Réflexion

PROCHES ENDEUILLÉS
L’angle mort du suicide

Chaque jour, au Québec, trois personnes se donnent la mort. Et donc chaque jour, au Québec, des familles, des proches et des amis sont ainsi terrassés, et ce, pour le restant de leur vie : les endeuillés par suicide.

Lorsqu’un désastre naturel frappe une région, on décrète habituellement l’état d’urgence. En constatant les dégâts et les dommages sur le terrain, on reconnaît sur-le-champ que la situation est grave, que les gens auront besoin d’aide pour se remettre sur pied. Des services sont alors déployés, des secours dépêchés, des ressources mises à leur disposition afin de favoriser leur reconstruction.

Mais si un drame comme le suicide d’un proche frappe votre famille, il ne se passera rien de tout ça. Il n’y aura ni décret, ni état d’urgence, ni aucune aide, d’ailleurs. Votre histoire ne fera pas la manchette, n’étant pas une nouvelle d’intérêt public même si votre vie, elle, vient clairement d’être saccagée, détruite à jamais.

Personne ne viendra à votre secours, aucune bouée ne sera lancée dans votre direction, même si, au fond de vous-même, vous avez le sentiment de vous noyer de l’intérieur.

Laissé à vous-même, vous devrez ensuite vous débrouiller, vous relever, vous reconstruire, vous remettre seul sur pied. Mais ça, personne ne vous le dira.

« Demandez de l’aide », nous répète-t-on sans cesse. Certainement, mais où ça ?

L’attente pour des services d’accompagnement psychologique à Montréal – et c’est sans doute semblable en région – est d’environ six mois. Et si vous n’avez pas les ressources financières pour consulter de vrais professionnels de la santé mentale dans le secteur privé, eh bien, bonne chance…

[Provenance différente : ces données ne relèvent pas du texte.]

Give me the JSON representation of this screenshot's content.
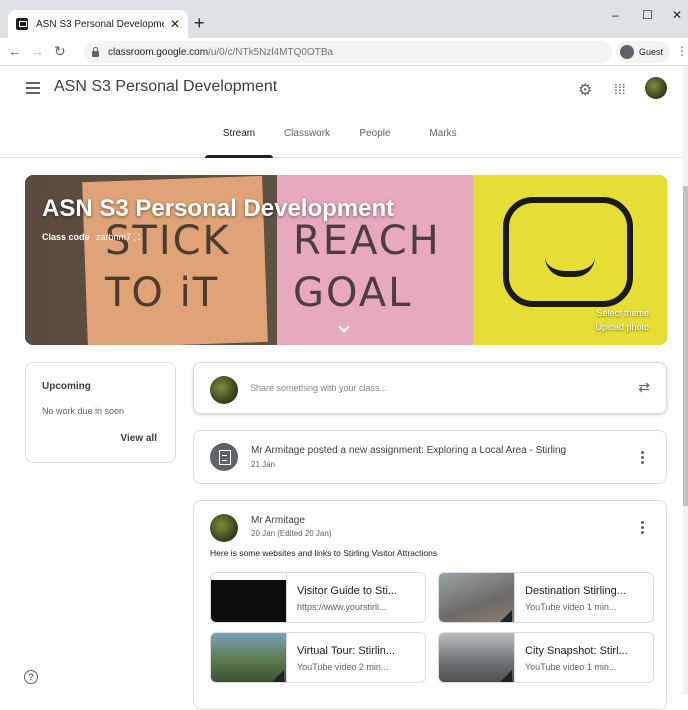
{
  "browser": {
    "tab_title": "ASN S3 Personal Development",
    "url_host": "classroom.google.com",
    "url_path": "/u/0/c/NTk5Nzl4MTQ0OTBa",
    "profile": "Guest"
  },
  "header": {
    "app_title": "ASN S3 Personal Development",
    "tabs": [
      {
        "label": "Stream"
      },
      {
        "label": "Classwork"
      },
      {
        "label": "People"
      },
      {
        "label": "Marks"
      }
    ]
  },
  "banner": {
    "title": "ASN S3 Personal Development",
    "class_code_label": "Class code",
    "class_code": "zarbnm7",
    "select_theme": "Select theme",
    "upload_photo": "Upload photo",
    "notes_text": [
      "STICK TO iT",
      "REACH GOAL"
    ]
  },
  "upcoming": {
    "title": "Upcoming",
    "empty_text": "No work due in soon",
    "view_all": "View all"
  },
  "share": {
    "placeholder": "Share something with your class..."
  },
  "assignment": {
    "text": "Mr Armitage posted a new assignment: Exploring a Local Area - Stirling",
    "date": "21 Jan"
  },
  "post": {
    "author": "Mr Armitage",
    "date": "20 Jan (Edited 20 Jan)",
    "body": "Here is some websites and links to Stirling Visitor Attractions",
    "attachments": [
      {
        "title": "Visitor Guide to Sti...",
        "subtitle": "https://www.yourstirli..."
      },
      {
        "title": "Destination Stirling...",
        "subtitle": "YouTube video  1 min..."
      },
      {
        "title": "Virtual Tour: Stirlin...",
        "subtitle": "YouTube video  2 min..."
      },
      {
        "title": "City Snapshot: Stirl...",
        "subtitle": "YouTube video  1 min..."
      }
    ]
  },
  "colors": {
    "accent": "#202124",
    "note_orange": "#e0a377",
    "note_pink": "#e8a9c0",
    "note_yellow": "#e6dd35"
  }
}
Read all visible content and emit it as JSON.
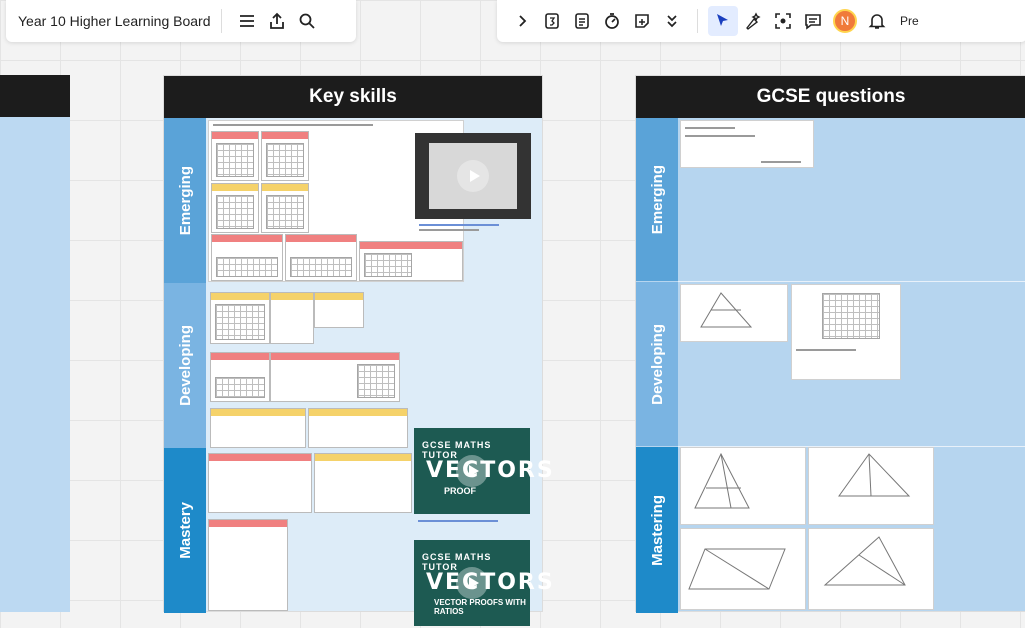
{
  "toolbar": {
    "board_title": "Year 10 Higher Learning Board",
    "avatar_initial": "N",
    "present_label": "Pre"
  },
  "frames": {
    "left_header": "",
    "key_skills": {
      "header": "Key skills",
      "rows": [
        "Emerging",
        "Developing",
        "Mastery"
      ]
    },
    "gcse": {
      "header": "GCSE questions",
      "rows": [
        "Emerging",
        "Developing",
        "Mastering"
      ]
    }
  },
  "videos": [
    {
      "tag": "GCSE MATHS TUTOR",
      "title": "VECTORS",
      "subtitle": "PROOF"
    },
    {
      "tag": "GCSE MATHS TUTOR",
      "title": "VECTORS",
      "subtitle": "VECTOR PROOFS WITH RATIOS"
    }
  ],
  "colors": {
    "emerging": "#5aa3d8",
    "developing": "#7ab4e2",
    "mastery": "#1e8ac9",
    "gcse_body": "#b6d5ef",
    "frame_header": "#1c1c1c",
    "avatar": "#f07a3a"
  }
}
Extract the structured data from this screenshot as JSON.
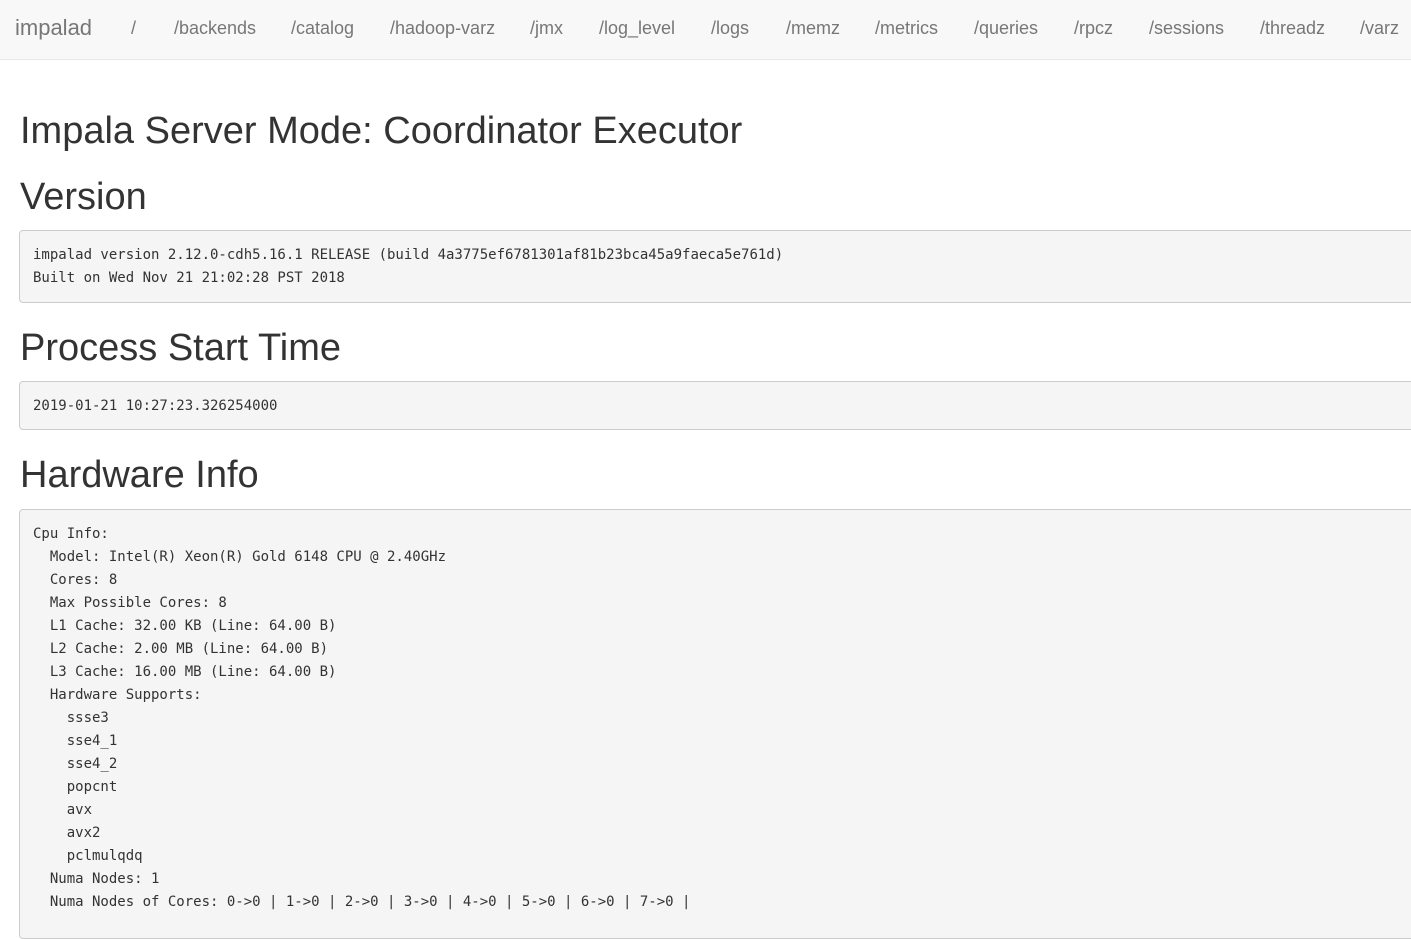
{
  "navbar": {
    "brand": "impalad",
    "links": [
      "/",
      "/backends",
      "/catalog",
      "/hadoop-varz",
      "/jmx",
      "/log_level",
      "/logs",
      "/memz",
      "/metrics",
      "/queries",
      "/rpcz",
      "/sessions",
      "/threadz",
      "/varz"
    ]
  },
  "main": {
    "title": "Impala Server Mode: Coordinator Executor",
    "version": {
      "heading": "Version",
      "lines": [
        "impalad version 2.12.0-cdh5.16.1 RELEASE (build 4a3775ef6781301af81b23bca45a9faeca5e761d)",
        "Built on Wed Nov 21 21:02:28 PST 2018"
      ]
    },
    "process_start": {
      "heading": "Process Start Time",
      "value": "2019-01-21 10:27:23.326254000"
    },
    "hardware": {
      "heading": "Hardware Info",
      "lines": [
        "Cpu Info:",
        "  Model: Intel(R) Xeon(R) Gold 6148 CPU @ 2.40GHz",
        "  Cores: 8",
        "  Max Possible Cores: 8",
        "  L1 Cache: 32.00 KB (Line: 64.00 B)",
        "  L2 Cache: 2.00 MB (Line: 64.00 B)",
        "  L3 Cache: 16.00 MB (Line: 64.00 B)",
        "  Hardware Supports:",
        "    ssse3",
        "    sse4_1",
        "    sse4_2",
        "    popcnt",
        "    avx",
        "    avx2",
        "    pclmulqdq",
        "  Numa Nodes: 1",
        "  Numa Nodes of Cores: 0->0 | 1->0 | 2->0 | 3->0 | 4->0 | 5->0 | 6->0 | 7->0 |"
      ]
    }
  }
}
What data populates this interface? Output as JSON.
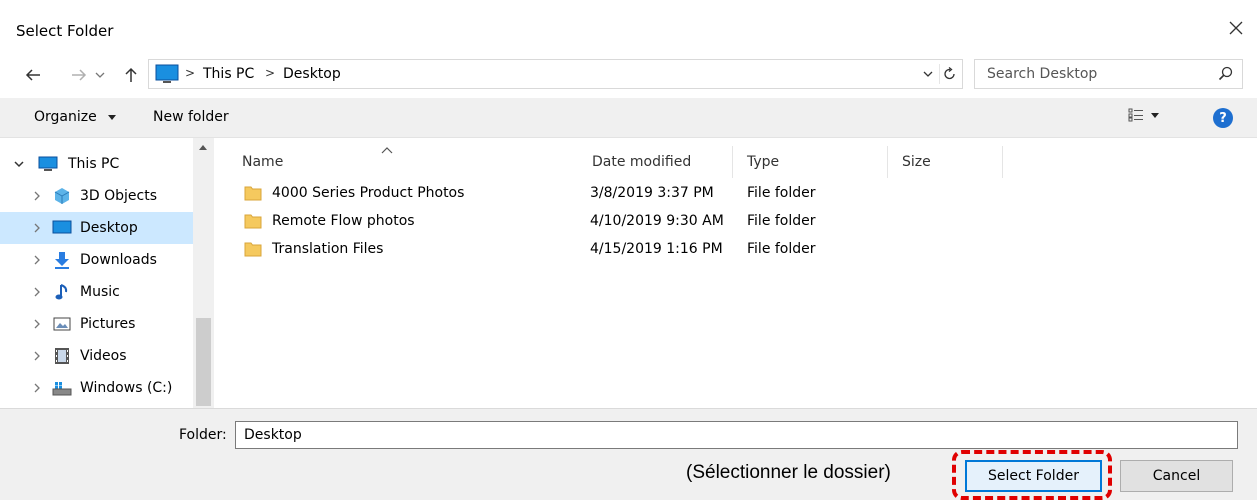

Chez nous seulement, deux suicides ont miné ma famille. Chaque fois, ce fut la dévastation la plus complète, telle une déflagration. La nouvelle du suicide d’un proche tombe toujours comme une bombe. Et vous savez dès lors que plus rien ne sera jamais pareil, en plus d’être en miettes.

Si les blessures internes des endeuillés par suicide étaient pour le moins visibles, sans doute accourrait-on pour leur venir en aide, leur prêter assistance. Mais ces douleurs, ces fractures intérieures n’apparaîtront jamais sur les radiographies ou les images d’un scanner. Invisibles à l’œil nu, inquantifiables, elles n’en demeurent pas moins bel et bien réelles.

Brisé, affligé, peut-être même en mille morceaux, ou tout simplement K.-O., vous tenterez ensuite de « fonctionner », puisque c’est ce qu’on attend de vous dans notre société, que vous soyez « fonctionnel »… Or, combien de gens parviennent à « fonctionner » en société tout en étant morts en dedans ?

Pendant une période qui semble interminable, vous n’êtes en fait que l’ombre de vous-même, un zombie, un mort-vivant ambulant parmi les vivants.

Et l’on vous répétera la même chanson creuse chaque année, habituellement en février : « Parlez-en. Demandez de l’aide »…

Chaque année, ce sont de 1000 à 1100 Québécois qui se donnent la mort. Et chaque année, donc, ce sont des milliers, voire des dizaines de milliers d’endeuillés par suicide qui, ravagés intérieurement, sont laissés à eux-mêmes, avec la mort qui plane dans leur angle mort.